Burwell died in Albany, New York on Aug. 13 at age 71. He managed, promoted or booked such artists as Kenny Rogers, Lee Roy Parnell, Steve Vai, The Oak Ridge Boys and Michael Martin Murphey. He co-created the Warner Western label and developed such major cowboy-music events as West/Fest.

Following college in New York State, Bob Burwell went to work at the Jim Halsey Company in Tulsa. He worked with Don Williams, Roy Clark, the Oaks and others there, which led him to relocate to Nashville.

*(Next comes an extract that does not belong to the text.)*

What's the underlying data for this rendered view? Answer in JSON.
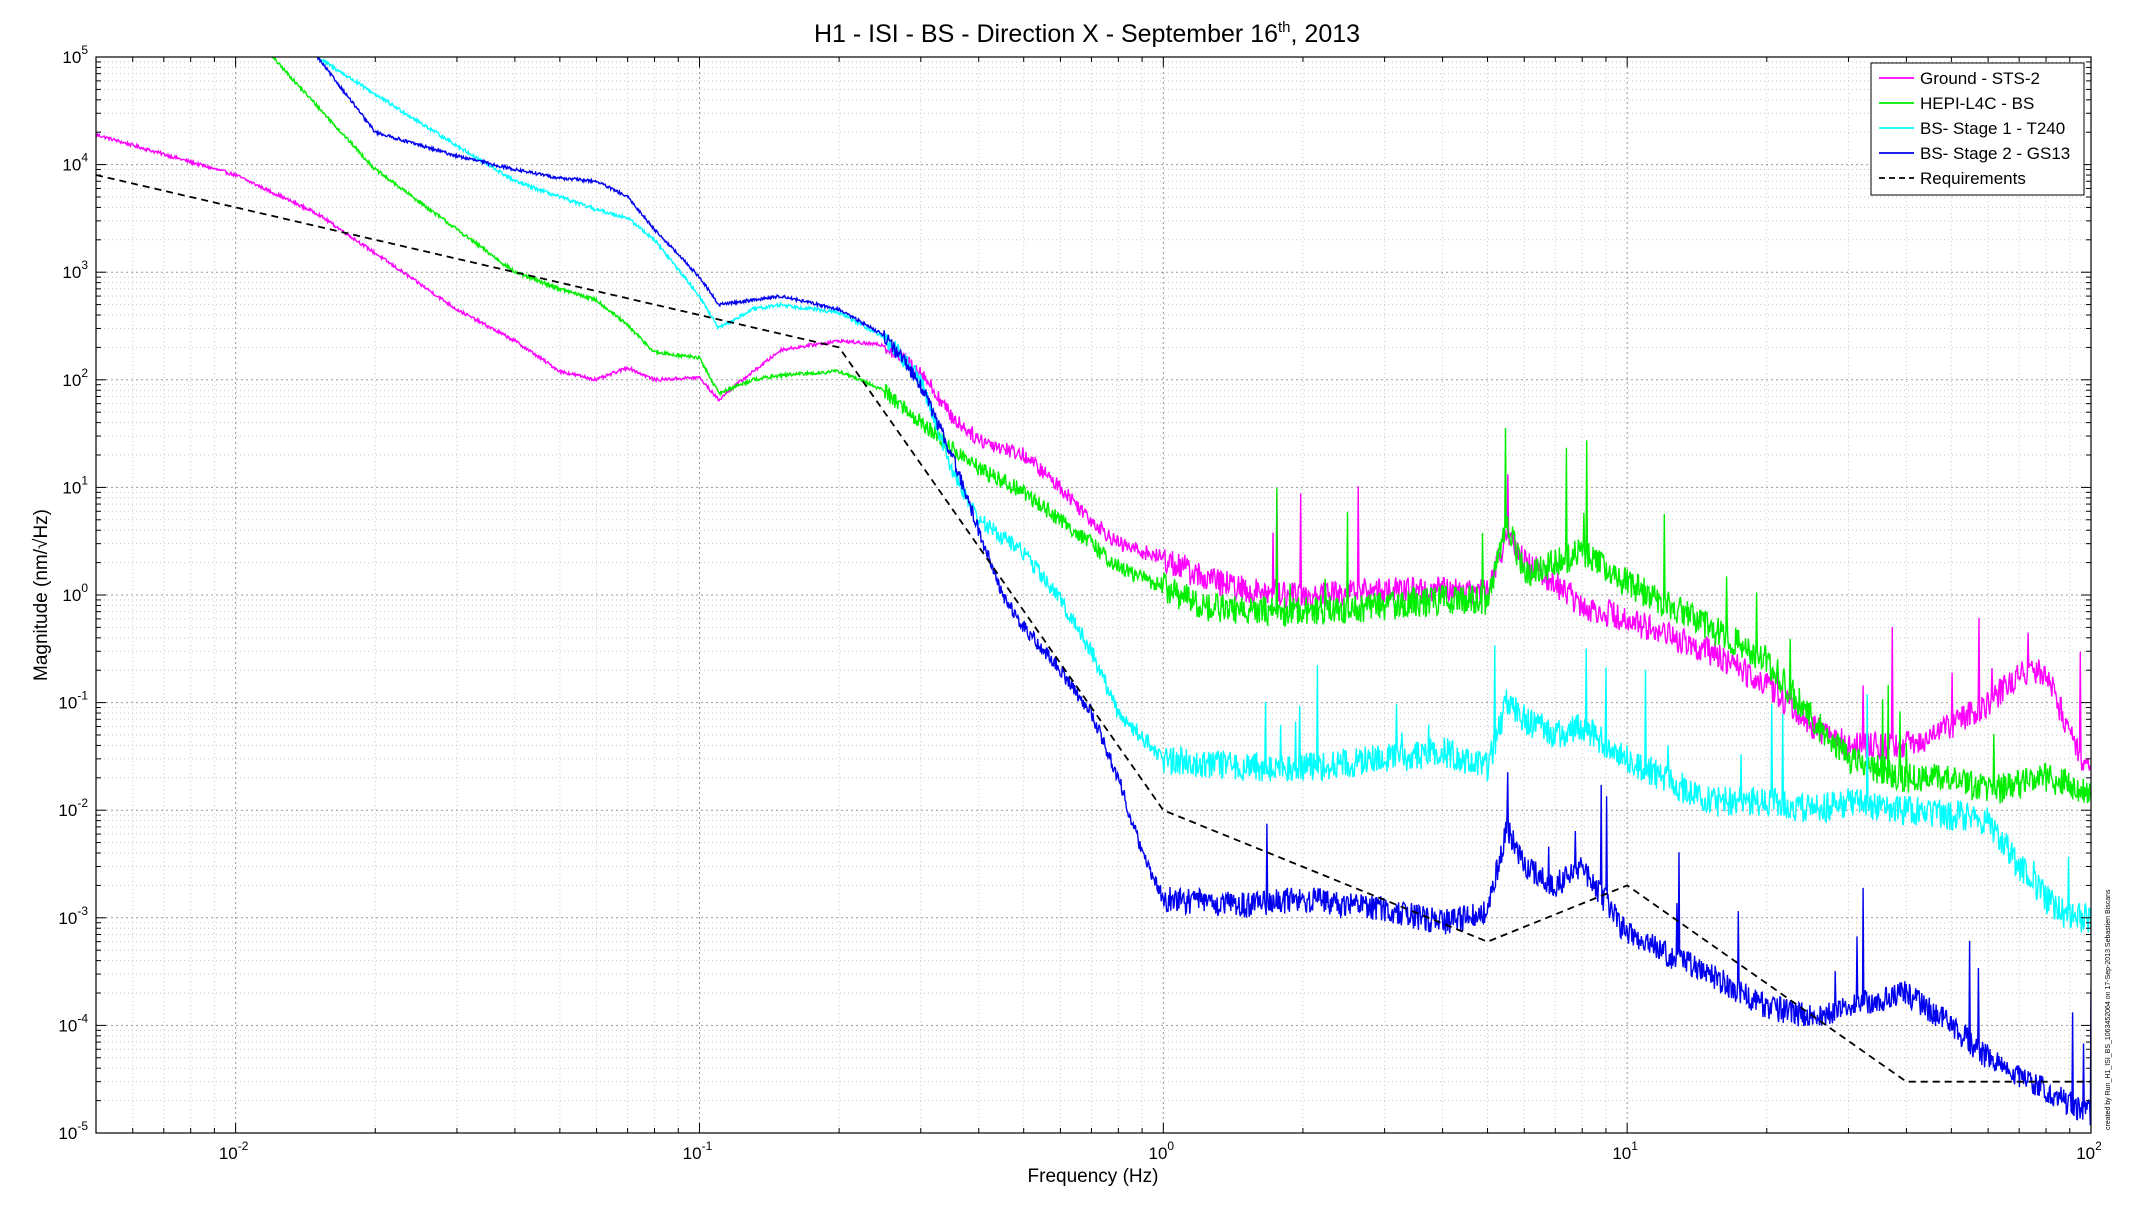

On Music Row, he worked at DreamCatcher Management and Vector Management. He promoted million-selling tours by Rogers and shepherded Murphey and a generation of western-music artists, encompassing cowboy (Don Edwards, Sons of the San Joaquin), Native American (Bill Miller) and African-American (Herb Jeffries) western-music stylists.

Burwell’s annual West/Fest concerts took place in New Mexico, Texas, California and Colorado. They were succeeded by festivals that showcased this music, as well as arts, crafts, poetry and more. These took place at Copper Mountain, Colorado.

In addition to the above mentioned, the Warner Western 1992-98 label roster included Red Steagall, Waddie Mitchell, Emmylou Harris, Ranger Doug, Bill & Bonnie Hearne, Rex Allen Jr., Robert Mirabal, Michael Martin Murphey, Tim Ryan and Joni Harms.

Bob Burwell is survived by wife Dana, daughter Carly, brother Mike and sister Sue Lundquist, plus many nephews, nieces and cousins. Services will be held at 10 AM at St. Mark’s Lutheran Church Kemnore, 576 Delaware Rd. in Buffalo. Internment will follow at Glenwood Cemetery in Silver Creek, New York.

In lieu of flowers, the family requests donations to MusiCares.

Carlee Ann Vaughn, Wife Of Warner Chappell’s Ben Vaughn, Passes Away

Carlee Ann Vaughn

Warner Chappell Nashville President & CEO Ben Vaughn is mourning the loss of his wife, Carlee Ann Vaughn. Carlee passed away on Tuesday (Aug. 23) following a 15-year battle with brain cancer. She was 45.

Carlee was born in Birmingham, Alabama and raised in Culpeper, Virginia. She moved to Nashville in 1994 to attend Belmont University, where she met her husband Ben. The two got engaged on the University’s campus and married on May 30, 1998.

Carlee supported Ben’s successful career as a longtime music executive in Nashville, including time at EMI Music Publishing and now at Warner Chappell. According to those that know her, Carlee’s greatest calling in life was being a mother to her three children: Ruby Elisabeth, age 19, Griffin Charles, age 17, and Ezekiel Earl, age 12. When the children were younger, she wrote and sang each of them a lullaby. They always assumed it was a classic children’s song, but later found out that their mother had written it for them.

Carlee Ann Vaughn loved music, spending time with her two boys, and baking with her daughter.

In lieu of flowers, the family has asked that gifts be made to the Carlee Vaughn Brain Tumor Research fund in hopes that others can be helped in their journey. To make a memorial, please send a check made payable to Vanderbilt University Medical Center to:

Vanderbilt University Medical Center Development
P. O. Box 290369
525 Royal Parkway
Nashville, TN 37229

Please include a note with the check or indicate on the memo line that the gift is made in memory of Carlee Vaughn.

Gifts can also be made online at vanderbilthealth.org/giving. Please select the checkbox next to “Dedicate my donation in honor or in memory of someone.”